Luister naar een andere gelijkenis. Er was eens een landheer die een wijngaard aanlegde en hem omheinde. Hij groef er een kuil voor de wijnpers en bouwde een uitkijktoren. Toen verpachtte hij hem aan wijnbouwers en ging op reis. 34Tegen de tijd van de druivenoogst stuurde hij zijn knechten naar de wijnbouwers om zijn vruchten in ontvangst te nemen. 35 Maar de wijnbouwers grepen de knechten, ze mishandelden er een, doodden een ander en stenigden een derde. 36Daarna stuurde de landheer andere knechten, een grotere groep dan eerst, maar met hen deden ze hetzelfde. 37Ten slotte stuurde hij zijn zoon naar hen toe, met de gedachte: Voor mijn zoon zullen ze wel ontzag hebben. 38Toen de wijnbouwers de zoon zagen, zeiden ze onder elkaar: “Dat is de erfgenaam!
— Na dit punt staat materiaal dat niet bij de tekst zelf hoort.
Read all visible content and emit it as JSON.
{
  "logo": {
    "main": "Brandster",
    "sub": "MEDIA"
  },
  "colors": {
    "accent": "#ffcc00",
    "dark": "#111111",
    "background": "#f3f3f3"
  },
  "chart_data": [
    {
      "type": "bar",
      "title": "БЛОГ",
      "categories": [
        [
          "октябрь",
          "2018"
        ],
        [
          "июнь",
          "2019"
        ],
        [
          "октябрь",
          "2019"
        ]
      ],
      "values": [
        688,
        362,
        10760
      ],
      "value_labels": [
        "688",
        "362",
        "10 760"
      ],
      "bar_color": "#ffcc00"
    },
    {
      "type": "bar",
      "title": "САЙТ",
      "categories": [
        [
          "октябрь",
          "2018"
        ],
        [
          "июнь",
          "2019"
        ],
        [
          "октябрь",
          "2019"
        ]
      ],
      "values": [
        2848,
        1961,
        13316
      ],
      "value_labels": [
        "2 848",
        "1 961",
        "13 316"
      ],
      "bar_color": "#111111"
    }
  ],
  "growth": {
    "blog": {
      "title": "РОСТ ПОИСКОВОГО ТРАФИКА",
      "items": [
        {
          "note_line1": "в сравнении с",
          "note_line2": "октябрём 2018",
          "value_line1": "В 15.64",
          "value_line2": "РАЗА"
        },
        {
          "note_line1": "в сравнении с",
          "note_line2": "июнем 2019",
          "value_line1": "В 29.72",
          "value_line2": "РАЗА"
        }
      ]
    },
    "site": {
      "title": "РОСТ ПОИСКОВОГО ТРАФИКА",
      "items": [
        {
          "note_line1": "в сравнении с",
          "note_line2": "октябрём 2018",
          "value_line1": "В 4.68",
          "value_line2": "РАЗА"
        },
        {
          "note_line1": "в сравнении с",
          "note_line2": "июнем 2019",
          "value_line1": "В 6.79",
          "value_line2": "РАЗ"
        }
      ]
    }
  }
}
Kom op, laten we hem doden en zo zijn erfenis opstrijken,” 39en ze grepen hem vast, gooiden hem de wijngaard uit en doodden hem. 40Wanneer nu de eigenaar van de wijngaard komt, wat moet hij dan met die wijnbouwers doen?’ 41Ze antwoordden: ‘De onmensen! Laat hij ze op een mensonwaardige manier ombrengen en de wijngaard verpachten aan andere wijnbouwers, die de vruchten wel aan hem afdragen wanneer het daar de tijd voor is.’ 42Daarop zei Jezus tegen hen: ‘Hebt u dit nooit in de Schriften gelezen:

“De steen die de bouwers afkeurden
is de hoeksteen geworden.
Dankzij de Heer is dit gebeurd,
wonderbaarlijk is het om te zien.”
43Daarom zeg ik u: het koninkrijk van God zal u worden ontnomen, en gegeven worden aan een volk dat het wel vrucht laat dragen.